Don't couples accept cash anymore? What is going on with society?
 
Since this is only a STD there is no need to list the food options. Listing the prices, even on the RSVP is beyond tacky! I would stay clear of this wedding out of fear that I would receive a bill from the waiter.
 
MM. That is very weird. Was the meal info an insert or literally on the STD? It's tacky either way. You are supposed to pay for the meal of your guest. I'm confident in saying that that is NOT a regional thing.

Never seen that happen in my neck of the woods. People here would refuse to go. And I have been to quite a few dinner receptions.
 
I really think that I would not be able to attend this wedding. The whole idea that you need to "cover your plate" is very distasteful to me and I don't even attempt to do it. I give a gift that I feel and appropriate and that I can afford. And I do come from a part of the country where "cover your plate" is the culture. I just don't like it.

This is taking it to a whole new level.

I feel strongly that you should have a wedding (or any other celebration) that you can afford.
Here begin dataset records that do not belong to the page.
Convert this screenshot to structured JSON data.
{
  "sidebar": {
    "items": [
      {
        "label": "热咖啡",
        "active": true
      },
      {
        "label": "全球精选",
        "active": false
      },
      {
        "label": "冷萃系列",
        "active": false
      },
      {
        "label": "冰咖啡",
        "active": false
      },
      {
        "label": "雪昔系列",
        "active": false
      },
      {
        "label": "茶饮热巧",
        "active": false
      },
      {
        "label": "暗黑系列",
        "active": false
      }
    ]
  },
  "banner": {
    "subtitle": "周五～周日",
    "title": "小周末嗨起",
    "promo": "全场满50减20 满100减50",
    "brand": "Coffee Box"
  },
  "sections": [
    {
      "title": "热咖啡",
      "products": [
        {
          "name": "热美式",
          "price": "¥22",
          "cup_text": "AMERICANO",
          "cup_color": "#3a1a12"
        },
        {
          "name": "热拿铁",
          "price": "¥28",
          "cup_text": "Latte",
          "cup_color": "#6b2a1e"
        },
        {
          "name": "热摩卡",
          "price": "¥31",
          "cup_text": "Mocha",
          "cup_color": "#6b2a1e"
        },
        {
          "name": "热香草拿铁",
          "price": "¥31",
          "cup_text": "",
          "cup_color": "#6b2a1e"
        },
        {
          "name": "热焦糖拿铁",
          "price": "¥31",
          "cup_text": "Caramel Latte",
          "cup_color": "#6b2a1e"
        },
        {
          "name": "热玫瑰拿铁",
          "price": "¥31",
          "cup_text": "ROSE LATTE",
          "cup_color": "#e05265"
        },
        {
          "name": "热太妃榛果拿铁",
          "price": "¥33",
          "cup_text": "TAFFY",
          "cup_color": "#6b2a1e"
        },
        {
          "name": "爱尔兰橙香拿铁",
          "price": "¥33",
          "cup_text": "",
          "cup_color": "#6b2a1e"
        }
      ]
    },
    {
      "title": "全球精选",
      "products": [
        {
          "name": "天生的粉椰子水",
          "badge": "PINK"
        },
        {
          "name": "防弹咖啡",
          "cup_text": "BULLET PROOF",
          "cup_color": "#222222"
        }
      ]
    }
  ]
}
The point is to stand in front of family and friends and make your promises to each other. If what you can afford is coffee and cake, then do that. The best wedding I've attended have been the simplest.
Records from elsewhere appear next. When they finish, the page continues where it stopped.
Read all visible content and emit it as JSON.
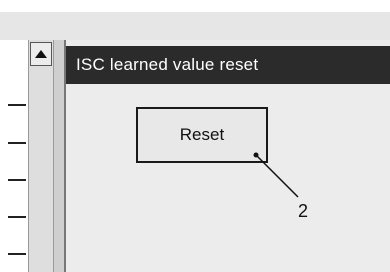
{
  "panel": {
    "title": "ISC learned value reset",
    "button_label": "Reset"
  },
  "annotation": {
    "callout_number": "2"
  },
  "icons": {
    "scroll_up": "triangle-up-icon"
  },
  "colors": {
    "title_bar_bg": "#2b2b2b",
    "title_bar_text": "#ffffff",
    "panel_bg": "#ececec"
  }
}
I agree. We will be going to a wedding this July. WE have known the bride since she was 13 years old, she is now 23. She was our kids only baby sitter for most of their lives. Plus we know the entire family very well.

They will be having a huge wedding, and a sit down dinner. Now I don't know how much it would cost to "cover my plate" and they would never ask for this, but I can guarantee you that the gift that we give here will be way more than the cost of the plate. But, that is my choice and driven by the way we feel about her. There is no way I would go to any wedding where they expected me to cover the cost of the dinner. If you can't afford to have that type of reception, then don't have it.
 
OP here again.

I spoke with my DD. The Save The Date card was very specific to the couple. It had a picture of them as the background with writing over the picture. I don't have the card in front of me but it said something along the lines of the M_____ and T_____ were getting married Date______ in Place________
Under that it said

Whitefish
Whitefish with a choice of potato or rice, vegetable, salad and rolls.
$18.95

Roast Duck
Half duckling served with wild rice pilaf, vegetable, salad and rolls.

$18.95

Prime Rib
Slow roasted Prime Rib served with baked potato, vegetable, salad and rolls.

Regular $17.50 King $21.00


It seems to me that they're letting everyone know the cost of the meal because they are expecting them to pay for it.

It isn't a close friend of DD's and she already has plans that weekend so she wasn't planning on going even before she got the card.